The Web Deployment Tool will be releasing a brand new feature in the newest version 1.1. This new feature will allow users to store their passwords in Window’s credential store on command-line using Web Deploy and / or access credential stored password information via command-line. This is very useful if you do not want to expose your password on command-line and keep it from showing up in any of your log files that may capture command line input.
The way to accomplish this is two new switches ( straight from command-line help ):
Target identifies the credentials (username
and password) in the Windows Credential
Manager to be used when connecting to
Username and password will be stored in the
Windows Credential Manager under the target
Example of “storeCredentials” is as follows:
msdeploy.exe –verb:dump –source:iisapp=”Default Web Site/”,computername=MachineName,username=User,password=Password,storeCredentials=UserCredential
Now to get the above credential back using the “getCredentials”.

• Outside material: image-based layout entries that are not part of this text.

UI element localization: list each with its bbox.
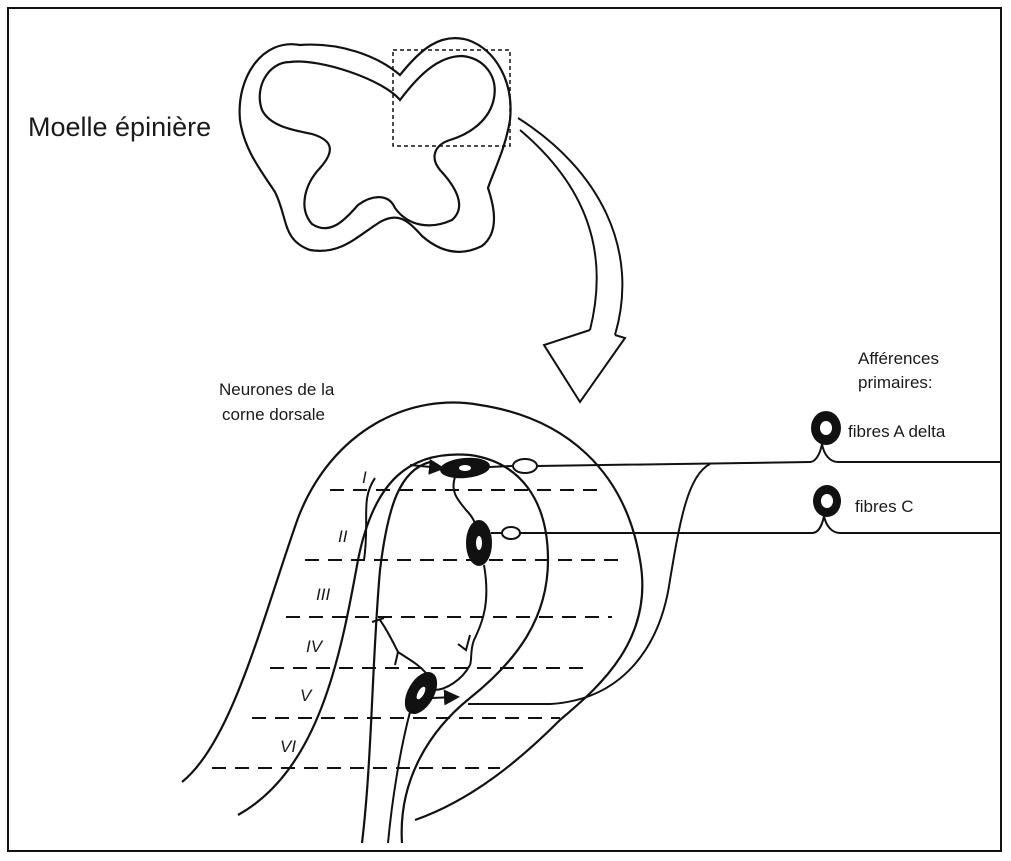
lamina-label-4: IV (306, 637, 324, 656)
a-delta-fiber-label: fibres A delta (848, 422, 946, 441)
lamina-label-3: III (316, 585, 330, 604)
spinal-cord-outer-outline (240, 38, 511, 252)
lamina-label-6: VI (280, 737, 296, 756)
dorsal-horn-zoom-box (393, 50, 510, 146)
c-fiber-axon (520, 516, 824, 533)
lamina-2-descending-axon (470, 565, 486, 665)
lamina-5-axon (388, 712, 410, 843)
zoom-arrow-outer-edge (518, 118, 622, 335)
lamina-labels: I II III IV V VI (280, 468, 367, 756)
dorsal-horn-outlines (182, 403, 642, 843)
spinal-cord-cross-section (240, 38, 511, 252)
zoom-arrow (518, 118, 625, 402)
dorsal-root-ganglion-cells (811, 411, 841, 517)
lamina-label-2: II (338, 527, 348, 546)
zoom-arrow-head (544, 330, 625, 402)
afferents-label-line1: Afférences (858, 349, 939, 368)
afferents-label-line2: primaires: (858, 373, 933, 392)
lamina-2-synapse (502, 527, 520, 539)
inner-horn-boundary (238, 454, 548, 843)
lamina-1-synapse (513, 459, 537, 473)
spinal-cord-label: Moelle épinière (28, 112, 211, 142)
dorsal-horn-label-line2: corne dorsale (222, 405, 325, 424)
zoom-arrow-inner-edge (520, 130, 597, 330)
lamina-1-dendrite (410, 465, 441, 468)
lamina-5-dendrite (380, 620, 426, 673)
dorsal-horn-label-line1: Neurones de la (219, 380, 335, 399)
middle-horn-boundary (362, 462, 430, 843)
lamina-label-1: I (362, 468, 367, 487)
c-fiber-label: fibres C (855, 497, 914, 516)
primary-afferents (364, 444, 1002, 704)
lamina-separators (212, 490, 618, 768)
neural-circuit (372, 457, 537, 843)
lamina-label-5: V (300, 686, 313, 705)
gray-matter-butterfly (260, 56, 495, 228)
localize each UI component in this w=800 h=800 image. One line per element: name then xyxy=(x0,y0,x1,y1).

msdeploy.exe –verb:dump –source:iisapp=”Default Web Site/”,computername=MachineName,getCredentials=UserCredential
In the above examples there is a few things to take note of starting with the “storeCredential” switch.
> Regardless of the output, the target credential will be stored if Web Deploy can interpret the command successfully.

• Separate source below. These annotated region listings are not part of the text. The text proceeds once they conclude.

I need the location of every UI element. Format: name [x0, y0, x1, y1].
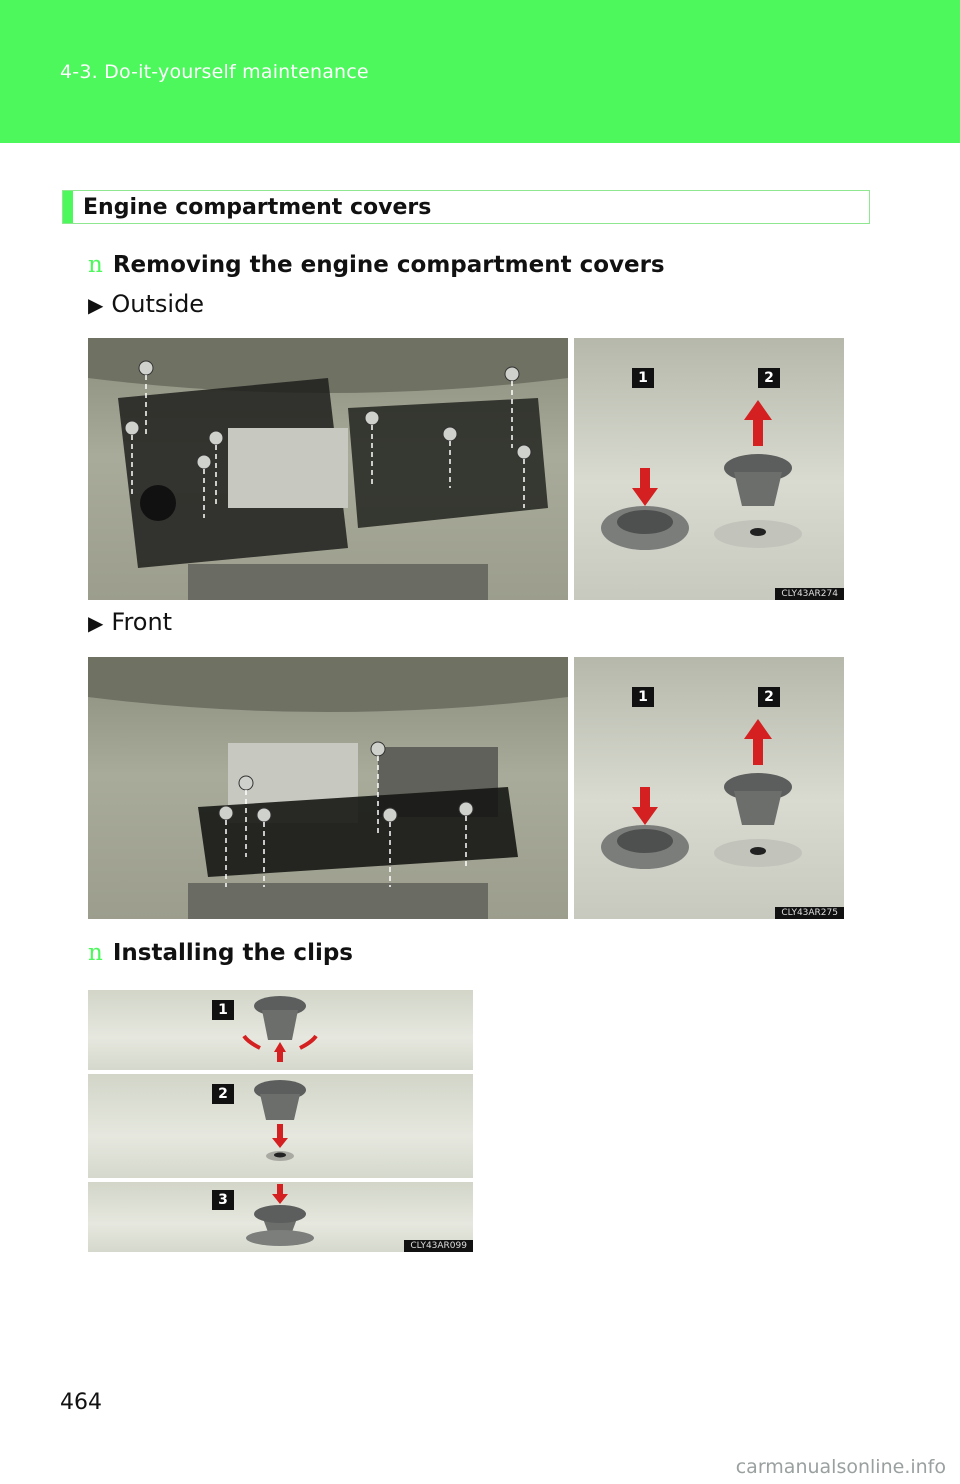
clip-step-1: 1: [88, 990, 473, 1070]
step-badge-1: 1: [632, 368, 654, 388]
step-badge-2: 2: [758, 687, 780, 707]
section-title-bar: Engine compartment covers: [62, 190, 870, 224]
figure-outside: 1 2 CLY43AR274: [88, 338, 844, 600]
engine-photo-outside: [88, 338, 568, 600]
spread-arrows-icon: [242, 1034, 318, 1050]
figure-code-outside: CLY43AR274: [775, 588, 844, 600]
clip-removal-detail-front: 1 2: [574, 657, 844, 919]
step-badge-3: 3: [212, 1190, 234, 1210]
triangle-right-icon: ▶: [88, 611, 104, 635]
step-badge-2: 2: [758, 368, 780, 388]
clip-step-2: 2: [88, 1074, 473, 1178]
bullet-marker-icon: n: [88, 940, 103, 966]
figure-code-clips: CLY43AR099: [404, 1240, 473, 1252]
push-down-arrow-icon: [632, 468, 658, 506]
press-arrow-icon: [272, 1184, 288, 1204]
step-badge-1: 1: [212, 1000, 234, 1020]
variant-outside-label: Outside: [111, 290, 205, 318]
subheading-removing: n Removing the engine compartment covers: [88, 252, 665, 278]
pull-up-arrow-icon: [744, 719, 772, 765]
figure-code-front: CLY43AR275: [775, 907, 844, 919]
step-badge-2: 2: [212, 1084, 234, 1104]
triangle-right-icon: ▶: [88, 293, 104, 317]
header-band: [0, 0, 960, 143]
step-badge-1: 1: [632, 687, 654, 707]
bullet-marker-icon: n: [88, 252, 103, 278]
section-title: Engine compartment covers: [83, 195, 432, 220]
watermark: carmanualsonline.info: [735, 1456, 946, 1478]
pull-up-arrow-icon: [744, 400, 772, 446]
variant-outside: ▶ Outside: [88, 290, 204, 318]
figure-installing-clips: 1 2 3: [88, 990, 473, 1252]
subheading-removing-text: Removing the engine compartment covers: [112, 252, 665, 278]
clip-removal-detail-outside: 1 2: [574, 338, 844, 600]
clip-step-3: 3 CLY43AR099: [88, 1182, 473, 1252]
figure-front: 1 2 CLY43AR275: [88, 657, 844, 919]
subheading-installing-text: Installing the clips: [112, 940, 353, 966]
engine-photo-front: [88, 657, 568, 919]
variant-front-label: Front: [111, 608, 173, 636]
chapter-heading: 4-3. Do-it-yourself maintenance: [60, 61, 369, 83]
variant-front: ▶ Front: [88, 608, 172, 636]
section-accent: [63, 191, 73, 223]
page-number: 464: [60, 1390, 102, 1415]
insert-arrow-icon: [272, 1124, 288, 1148]
push-down-arrow-icon: [632, 787, 658, 825]
subheading-installing: n Installing the clips: [88, 940, 353, 966]
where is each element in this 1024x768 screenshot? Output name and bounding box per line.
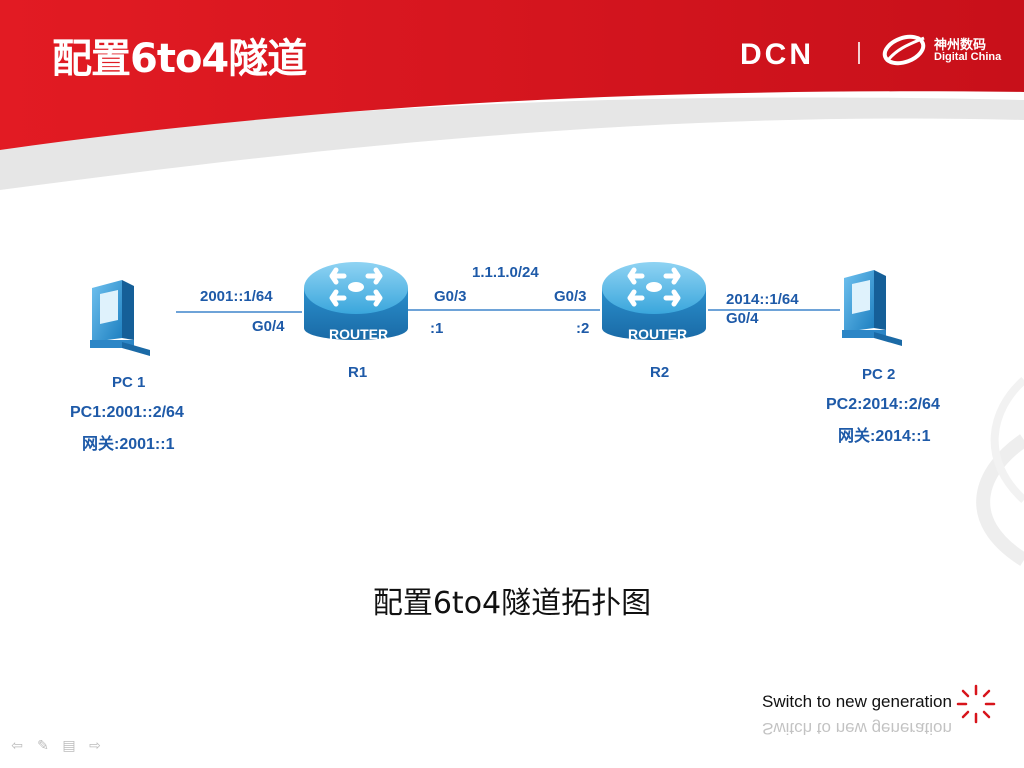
digital-china-logo-icon bbox=[882, 34, 926, 66]
router-r2-icon bbox=[602, 262, 706, 340]
pen-icon[interactable]: ✎ bbox=[37, 738, 49, 754]
r1-wan-host-label: :1 bbox=[430, 320, 444, 337]
dcn-logo: DCN bbox=[740, 38, 814, 71]
brand-en-name: Digital China bbox=[934, 51, 1002, 63]
pc2-address: PC2:2014::2/64 bbox=[826, 396, 940, 413]
pc1-icon bbox=[90, 280, 150, 356]
pc1-address: PC1:2001::2/64 bbox=[70, 404, 184, 421]
r2-wan-host-label: :2 bbox=[576, 320, 590, 337]
r2-device-label: ROUTER bbox=[628, 326, 688, 342]
wan-subnet-label: 1.1.1.0/24 bbox=[472, 264, 539, 281]
pc2-name: PC 2 bbox=[862, 366, 896, 383]
r1-device-label: ROUTER bbox=[329, 326, 389, 342]
r2-lan-port-label: G0/4 bbox=[726, 310, 759, 327]
slide-title: 配置6to4隧道 bbox=[52, 36, 307, 82]
arrow-right-icon[interactable]: ⇨ bbox=[89, 738, 101, 754]
arrow-left-icon[interactable]: ⇦ bbox=[11, 738, 23, 754]
slideshow-nav: ⇦ ✎ ▤ ⇨ bbox=[8, 738, 104, 754]
router-r1-icon bbox=[304, 262, 408, 340]
pc2-gateway: 网关:2014::1 bbox=[838, 428, 931, 445]
pc1-name: PC 1 bbox=[112, 374, 146, 391]
r2-name: R2 bbox=[650, 364, 670, 381]
r1-lan-port-label: G0/4 bbox=[252, 318, 285, 335]
topology-svg bbox=[90, 262, 902, 356]
topology-diagram: ROUTER ROUTER 2001::1/64 G0/4 G0/3 :1 1.… bbox=[44, 230, 974, 460]
menu-icon[interactable]: ▤ bbox=[62, 738, 76, 754]
r2-lan-ip-label: 2014::1/64 bbox=[726, 291, 799, 308]
pc2-icon bbox=[842, 270, 902, 346]
tagline-reflection: Switch to new generation bbox=[762, 719, 952, 738]
pc1-gateway: 网关:2001::1 bbox=[82, 436, 175, 453]
diagram-caption: 配置6to4隧道拓扑图 bbox=[372, 586, 652, 621]
r2-wan-port-label: G0/3 bbox=[554, 288, 587, 305]
r1-lan-ip-label: 2001::1/64 bbox=[200, 288, 273, 305]
tagline: Switch to new generation bbox=[762, 692, 952, 711]
sparkle-icon bbox=[956, 684, 996, 724]
r1-wan-port-label: G0/3 bbox=[434, 288, 467, 305]
r1-name: R1 bbox=[348, 364, 368, 381]
logo-divider bbox=[858, 42, 860, 64]
brand-cn-name: 神州数码 bbox=[934, 38, 987, 53]
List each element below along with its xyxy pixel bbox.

> “storeCredential” is very useful in XP environments as there is no UI for credential store in XP.
> You can view credentials you store in non-XP operating systems in a UI like this one, ( 2008 example ) by navigating “User Accounts > Manage your network passwords”
Some notes about “getCredentials”:
> You can only do a “getCredentials” on credentials that your user account stored, so if any user stores credentials in the credential store, you will not be able to use this target under a different user who did not store the credentials. And actually, Web Deploy will give no indication whether or not the target existed in the store.
> A downside to this is you will have to perform a storeCredentials on any targets you use when you switch to other user accounts.